Nous pourrions citer encore des pages et des pages. Nous nous en tenons là cependant. Le lecteur peut constater que toutes ces recommandations, tous ces conseils sont valables aujourd'hui encore. Il n' y aurait que quelques termes à changer pour les adapter aux courses qui se font de nos jours.
C' est pourquoi il nous semble qu' il ne serait pas mauvais de donner à lire de temps en temps les « Voyages » à nos alpinistes en herbe. 0h! pas tous les voyages, ni trop à la fois, car, si amusant, si spirituel que soit un récit, il n' en lasse pas moins si les traits amusants ou spirituels se répètent trop souvent. Il ne faut pas oublier que l' espace d' une année sépare chacun de ces récits.
Quant aux descriptions — qui ne sont jamais ni longues ni préten-tieuses —, ce sont, pour la plupart, de légers croquis saisis sur le vif. Une seule citation suffira, pour montrer la manière: « Que l'on se représente M. M., M. Töpffer ( sans parler des autres ), tous deux honnêtes gens, marcheurs raisonnables, mais un peu gros, tous deux démoralisés par leur marche rampante du matin, tous deux ayant leur ami intime, je veux dire le sac, sur le dos, qu' on se les figure arrivant à la vue de couloirs en biseau, roides et presque perpendiculaires, veloutés en cailloux pointus, sur lesquels le pied se déchire en s' arrêtant, roule en marchant, et, au bout d' un couloir, d' autres couloirs plus affreux conduisant à d' autres couloirs plus atroces! Une nécessité inexorable les oblige pourtant à s' avalancher dans ces abîmes où la station verticale est impossible, la position horizontale atroce, la position roulante horrible. Lancés dans ces infâmes rigoles, soumis aux lois despotiques de la gravitation gravelée, ils roulent, marchent, sautent, dansent, sautillent, glissent tout à la fois... jusqu' à ce qu' enfin la montagne tremble: c' est M. Töpffer qui est tombé! » Il en est des descriptions, comme des conseils et des remarques, il faudrait les citer en foule. Mieux vaut en conseiller la lecture directe.

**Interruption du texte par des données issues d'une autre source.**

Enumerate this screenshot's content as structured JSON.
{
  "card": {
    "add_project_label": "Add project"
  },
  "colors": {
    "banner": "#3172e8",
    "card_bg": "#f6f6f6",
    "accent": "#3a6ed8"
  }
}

Ce ne sont, du reste, pas les seuls agréments de ces ouvrages; il y a tous les petits détails pittoresques: les auberges où il faut « tout approfondir »; l' explication du « Kangourisme »: « Si, dans une contrée, il n' y a qu' une maison habitée, tous les kangourous ( c' est le nom que la troupe voyageuse avait donné aux puces ) du pays y affluent et un étranger qui survient leur est un supplément de ration très agréable »; les hôteliers ( le couplet sur les mollets du papa Zippach, du Grimsel ); les repas ( les pâtes de Zermatt ); les types de touristes; les termes spéciaux, cette sorte d' argot qui se crée inévitablement entre gens voyageant souvent ensemble: spéculer, spéculation ( l' action chanceuse d' abréger la route en coupant par ce qu' on croit être le plus court ), ruban ( route rectiligne ), halter, harpies ( tous ceux qui cherchent à vous soutirer de l' argent ), etc., tous termes dont la plupart sont restés dans le langage des touristes.
Sans doute, tout n' était pas rose, tout ne marchait pas sur des roulettes, les voyages n' étaient certes pas aussi faciles, ni les routes et les sentiers aussi commodes que de nos jours; il y eut bien parfois des incidents, des chutes, des moments d' anxiété, mais jamais rien de grave n' arriva.
On peut louer l' agréable façon d' écrire de notre auteur, l' exactitude et la véracité de ses récits si pleins d' humour, mais ce qu' il faut surtout admirer, c' est son amour de la nature, l' amour de son pays, son sens du pittoresque et ses qualités d' observateur, d' éducateur aimable, de moraliste sans pédan-tisme.
En vérité, il convient de rendre hommage, tout autant qu' à l' écrivain, à ce précurseur, à ce chef de course incomparable que fut Töpffer il y aura bientôt cent ans.